Xul solar

  • Year
    2017
Welcome to the world of Xul Solar.

A figure as dazzling as he is enigmatic illuminates our summer collection: the unclassifiable Óscar Alejandro Agustín Schultz Solari (1883-1963), later self-proclaimed Xul Solar. Who was this brilliant madman really? Or, rather, who wasn't he? Because, in addition to developing an amazing artistic world, he was also an astrologer, visionary, and happy mystic, inventor of two languages—Panlanguage and Neocriollo—and 12 religions!, an unrepentant cosmopolitan, and an inveterate bibliophile. Anything else? Yes! Also an architect, puppeteer, creator of panchess—an astrological version of the game—and a revolutionary three-row piano that added textures and colors to the keys.

He created an original pictorial work that defies conventions, archaic and avant-garde at the same time, populated by skyscrapers, stairways, towers, flags, and inscriptions, in which men with fish feet or crescent moons appear, cities that fly over other cities and that are Gothic fortresses and dollhouses. His universe is an explosion of fantasy, joy, and good humor, full of small colorful wonders and cabalistic enigmas: through watercolors, tempera, books, and all kinds of objects, ships, sphinxes, Christs, miniatures, pagodas, zodiacs, and mestizo crosses emerge.

A being of overflowing imagination, who reinvented the world daily. And that very personal, free, and uninhibited world is what we wanted to capture in the Maxi necklaces, earrings, and brooches of this new collection. We divided it into brilliant blue, intense yellow, pure red, and mystic black, in accordance with the predominant tones in his oils and watercolors.

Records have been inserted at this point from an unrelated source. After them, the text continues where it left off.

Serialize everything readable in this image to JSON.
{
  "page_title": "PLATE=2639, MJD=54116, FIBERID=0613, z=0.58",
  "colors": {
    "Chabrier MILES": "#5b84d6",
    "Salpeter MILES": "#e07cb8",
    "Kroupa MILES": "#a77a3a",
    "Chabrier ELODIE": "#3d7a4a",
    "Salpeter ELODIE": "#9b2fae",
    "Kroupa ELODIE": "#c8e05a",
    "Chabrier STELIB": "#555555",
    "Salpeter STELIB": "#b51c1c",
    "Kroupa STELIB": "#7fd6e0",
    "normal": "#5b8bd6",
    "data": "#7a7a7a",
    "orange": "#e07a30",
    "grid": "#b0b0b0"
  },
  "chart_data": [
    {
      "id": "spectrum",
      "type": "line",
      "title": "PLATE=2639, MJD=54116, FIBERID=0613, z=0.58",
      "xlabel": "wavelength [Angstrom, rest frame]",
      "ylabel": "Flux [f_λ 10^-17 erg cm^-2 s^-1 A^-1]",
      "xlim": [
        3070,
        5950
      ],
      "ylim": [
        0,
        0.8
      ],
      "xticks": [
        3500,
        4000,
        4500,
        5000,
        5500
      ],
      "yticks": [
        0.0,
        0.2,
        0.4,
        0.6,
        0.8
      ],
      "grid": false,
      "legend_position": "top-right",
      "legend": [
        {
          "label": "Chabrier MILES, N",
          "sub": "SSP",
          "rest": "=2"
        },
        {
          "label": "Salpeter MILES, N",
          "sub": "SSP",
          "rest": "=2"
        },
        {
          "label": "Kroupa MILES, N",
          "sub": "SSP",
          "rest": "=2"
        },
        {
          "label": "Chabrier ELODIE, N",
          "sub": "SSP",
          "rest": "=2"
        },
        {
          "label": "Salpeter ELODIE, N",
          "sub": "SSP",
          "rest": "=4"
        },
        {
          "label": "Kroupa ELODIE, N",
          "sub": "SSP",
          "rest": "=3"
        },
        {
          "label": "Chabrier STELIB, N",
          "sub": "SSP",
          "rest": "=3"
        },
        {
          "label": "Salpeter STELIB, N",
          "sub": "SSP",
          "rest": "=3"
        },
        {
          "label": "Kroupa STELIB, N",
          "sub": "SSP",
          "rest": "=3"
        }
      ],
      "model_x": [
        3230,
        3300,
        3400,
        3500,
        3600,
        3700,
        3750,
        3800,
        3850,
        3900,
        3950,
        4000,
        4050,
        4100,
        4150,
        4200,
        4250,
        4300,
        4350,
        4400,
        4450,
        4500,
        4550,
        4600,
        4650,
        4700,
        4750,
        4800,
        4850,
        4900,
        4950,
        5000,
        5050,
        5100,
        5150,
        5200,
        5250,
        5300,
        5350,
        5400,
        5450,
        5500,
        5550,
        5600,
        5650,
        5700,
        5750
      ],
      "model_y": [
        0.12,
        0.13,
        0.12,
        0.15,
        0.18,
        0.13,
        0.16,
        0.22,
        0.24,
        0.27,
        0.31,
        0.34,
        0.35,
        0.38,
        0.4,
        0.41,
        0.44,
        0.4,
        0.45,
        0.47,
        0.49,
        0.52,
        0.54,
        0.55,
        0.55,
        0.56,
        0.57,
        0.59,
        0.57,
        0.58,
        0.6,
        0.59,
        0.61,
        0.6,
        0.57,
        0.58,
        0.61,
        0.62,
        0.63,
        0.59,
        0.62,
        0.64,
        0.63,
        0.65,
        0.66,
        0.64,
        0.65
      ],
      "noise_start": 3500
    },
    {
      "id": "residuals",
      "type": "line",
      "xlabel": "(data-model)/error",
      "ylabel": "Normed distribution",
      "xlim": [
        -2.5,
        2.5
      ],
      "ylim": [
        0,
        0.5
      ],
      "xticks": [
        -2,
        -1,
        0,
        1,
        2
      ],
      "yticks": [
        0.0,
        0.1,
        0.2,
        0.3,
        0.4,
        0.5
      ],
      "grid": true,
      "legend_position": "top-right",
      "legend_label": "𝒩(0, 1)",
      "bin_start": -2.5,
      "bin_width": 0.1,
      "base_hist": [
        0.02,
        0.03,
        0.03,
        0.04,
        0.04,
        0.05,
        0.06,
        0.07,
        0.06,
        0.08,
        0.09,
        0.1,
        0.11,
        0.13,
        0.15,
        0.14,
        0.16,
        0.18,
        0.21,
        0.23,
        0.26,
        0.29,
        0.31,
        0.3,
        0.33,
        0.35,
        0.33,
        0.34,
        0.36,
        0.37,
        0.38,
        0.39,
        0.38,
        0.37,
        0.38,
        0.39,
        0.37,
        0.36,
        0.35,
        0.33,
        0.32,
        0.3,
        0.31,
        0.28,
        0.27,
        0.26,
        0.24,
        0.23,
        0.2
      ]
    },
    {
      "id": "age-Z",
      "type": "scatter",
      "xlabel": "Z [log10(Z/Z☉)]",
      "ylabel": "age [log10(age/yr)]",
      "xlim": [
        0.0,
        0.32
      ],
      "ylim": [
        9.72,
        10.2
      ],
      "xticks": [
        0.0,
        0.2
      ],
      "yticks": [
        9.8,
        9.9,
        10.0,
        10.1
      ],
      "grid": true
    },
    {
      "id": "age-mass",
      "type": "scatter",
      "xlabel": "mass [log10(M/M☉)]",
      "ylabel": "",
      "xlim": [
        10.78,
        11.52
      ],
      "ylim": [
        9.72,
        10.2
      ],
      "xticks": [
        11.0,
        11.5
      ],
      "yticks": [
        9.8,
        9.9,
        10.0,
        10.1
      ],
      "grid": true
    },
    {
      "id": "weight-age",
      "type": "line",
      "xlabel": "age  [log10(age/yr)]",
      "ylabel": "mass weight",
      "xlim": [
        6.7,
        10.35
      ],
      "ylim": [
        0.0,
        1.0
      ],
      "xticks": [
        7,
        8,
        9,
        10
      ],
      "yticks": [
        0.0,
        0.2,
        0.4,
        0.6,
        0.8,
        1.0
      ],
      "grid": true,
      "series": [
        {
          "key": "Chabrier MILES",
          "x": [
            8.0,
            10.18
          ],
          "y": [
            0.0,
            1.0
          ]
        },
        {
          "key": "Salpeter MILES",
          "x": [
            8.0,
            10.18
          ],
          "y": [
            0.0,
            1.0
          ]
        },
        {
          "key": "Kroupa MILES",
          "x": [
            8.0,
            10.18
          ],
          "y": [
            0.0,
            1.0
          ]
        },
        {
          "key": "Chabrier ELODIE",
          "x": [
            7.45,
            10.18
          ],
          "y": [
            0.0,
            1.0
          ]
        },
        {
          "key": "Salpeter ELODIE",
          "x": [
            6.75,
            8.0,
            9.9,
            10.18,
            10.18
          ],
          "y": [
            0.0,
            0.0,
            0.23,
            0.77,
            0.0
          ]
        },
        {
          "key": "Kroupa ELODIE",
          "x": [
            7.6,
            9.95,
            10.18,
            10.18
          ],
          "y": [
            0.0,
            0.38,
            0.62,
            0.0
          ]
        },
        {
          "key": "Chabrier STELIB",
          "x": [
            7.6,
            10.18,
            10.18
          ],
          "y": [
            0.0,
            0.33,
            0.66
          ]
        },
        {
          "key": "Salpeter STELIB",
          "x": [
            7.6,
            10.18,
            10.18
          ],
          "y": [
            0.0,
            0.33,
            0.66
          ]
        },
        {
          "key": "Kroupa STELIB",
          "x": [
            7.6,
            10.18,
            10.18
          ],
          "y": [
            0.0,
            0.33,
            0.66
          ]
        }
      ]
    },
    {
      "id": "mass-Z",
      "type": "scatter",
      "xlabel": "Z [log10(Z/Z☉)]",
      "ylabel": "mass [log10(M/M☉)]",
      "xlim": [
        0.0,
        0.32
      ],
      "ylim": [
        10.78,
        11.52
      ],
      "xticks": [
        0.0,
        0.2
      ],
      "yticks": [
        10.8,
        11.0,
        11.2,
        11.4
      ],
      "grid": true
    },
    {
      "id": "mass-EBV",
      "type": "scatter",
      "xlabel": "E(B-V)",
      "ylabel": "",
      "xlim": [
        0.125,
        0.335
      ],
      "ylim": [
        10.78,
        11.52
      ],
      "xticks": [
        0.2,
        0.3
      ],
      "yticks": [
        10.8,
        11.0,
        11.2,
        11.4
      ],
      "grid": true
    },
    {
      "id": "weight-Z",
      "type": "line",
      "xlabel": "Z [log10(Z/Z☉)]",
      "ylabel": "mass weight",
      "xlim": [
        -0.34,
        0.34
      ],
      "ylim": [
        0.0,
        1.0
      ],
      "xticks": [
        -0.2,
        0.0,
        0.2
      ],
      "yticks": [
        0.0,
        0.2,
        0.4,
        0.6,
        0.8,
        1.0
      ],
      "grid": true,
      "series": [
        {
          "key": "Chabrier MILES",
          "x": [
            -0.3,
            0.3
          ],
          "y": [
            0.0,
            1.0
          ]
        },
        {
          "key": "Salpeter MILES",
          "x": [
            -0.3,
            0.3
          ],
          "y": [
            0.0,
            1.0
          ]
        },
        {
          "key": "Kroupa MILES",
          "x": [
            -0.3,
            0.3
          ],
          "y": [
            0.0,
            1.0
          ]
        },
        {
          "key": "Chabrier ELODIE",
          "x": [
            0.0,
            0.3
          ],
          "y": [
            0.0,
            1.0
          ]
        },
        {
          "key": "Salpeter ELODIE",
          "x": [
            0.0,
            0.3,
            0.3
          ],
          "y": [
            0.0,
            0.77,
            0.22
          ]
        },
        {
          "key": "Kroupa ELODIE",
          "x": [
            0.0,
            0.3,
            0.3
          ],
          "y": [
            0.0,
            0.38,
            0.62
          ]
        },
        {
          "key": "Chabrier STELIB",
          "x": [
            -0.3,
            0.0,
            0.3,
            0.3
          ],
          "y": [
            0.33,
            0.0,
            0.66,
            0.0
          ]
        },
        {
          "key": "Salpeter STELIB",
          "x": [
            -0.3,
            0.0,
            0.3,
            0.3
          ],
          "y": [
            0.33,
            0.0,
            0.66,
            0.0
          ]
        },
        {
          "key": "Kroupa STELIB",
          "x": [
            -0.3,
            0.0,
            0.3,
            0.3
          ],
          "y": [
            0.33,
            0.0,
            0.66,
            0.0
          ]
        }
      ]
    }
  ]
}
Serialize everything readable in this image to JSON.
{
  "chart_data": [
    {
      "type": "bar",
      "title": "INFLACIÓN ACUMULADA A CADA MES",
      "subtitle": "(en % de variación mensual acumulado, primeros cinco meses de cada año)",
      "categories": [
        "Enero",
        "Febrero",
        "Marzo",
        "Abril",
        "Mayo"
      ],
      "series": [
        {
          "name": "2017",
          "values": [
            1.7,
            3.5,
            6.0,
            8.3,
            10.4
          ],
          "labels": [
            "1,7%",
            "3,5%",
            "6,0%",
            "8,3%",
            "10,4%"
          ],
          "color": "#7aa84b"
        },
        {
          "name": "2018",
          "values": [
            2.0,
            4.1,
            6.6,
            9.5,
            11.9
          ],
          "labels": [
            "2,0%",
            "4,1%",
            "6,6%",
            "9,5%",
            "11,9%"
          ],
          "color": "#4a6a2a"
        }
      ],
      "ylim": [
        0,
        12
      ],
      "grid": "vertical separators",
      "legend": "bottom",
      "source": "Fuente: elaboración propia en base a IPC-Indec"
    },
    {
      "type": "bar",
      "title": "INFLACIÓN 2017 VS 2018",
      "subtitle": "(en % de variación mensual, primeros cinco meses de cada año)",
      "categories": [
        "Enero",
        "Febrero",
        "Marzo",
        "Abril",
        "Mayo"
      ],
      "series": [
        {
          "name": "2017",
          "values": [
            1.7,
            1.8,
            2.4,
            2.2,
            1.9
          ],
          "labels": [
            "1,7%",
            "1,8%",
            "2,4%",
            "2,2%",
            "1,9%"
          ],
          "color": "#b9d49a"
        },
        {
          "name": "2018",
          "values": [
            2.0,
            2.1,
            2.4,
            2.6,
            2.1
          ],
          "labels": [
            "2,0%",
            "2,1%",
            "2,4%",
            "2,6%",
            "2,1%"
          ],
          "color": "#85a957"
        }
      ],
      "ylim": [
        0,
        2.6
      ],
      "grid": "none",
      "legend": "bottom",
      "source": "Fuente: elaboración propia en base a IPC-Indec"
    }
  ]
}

A palette similar to what a child would probably choose to paint the Universe.

Upon recalling his passing, one of his great friends, Jorge Luis Borges, encouraged the audience: "I invite you all to live together, to coexist, or 'polylive', or 'panlive', as Xul would say, in this world of his visions, of his lines, of the joy, of the purity and of the melody of his colors."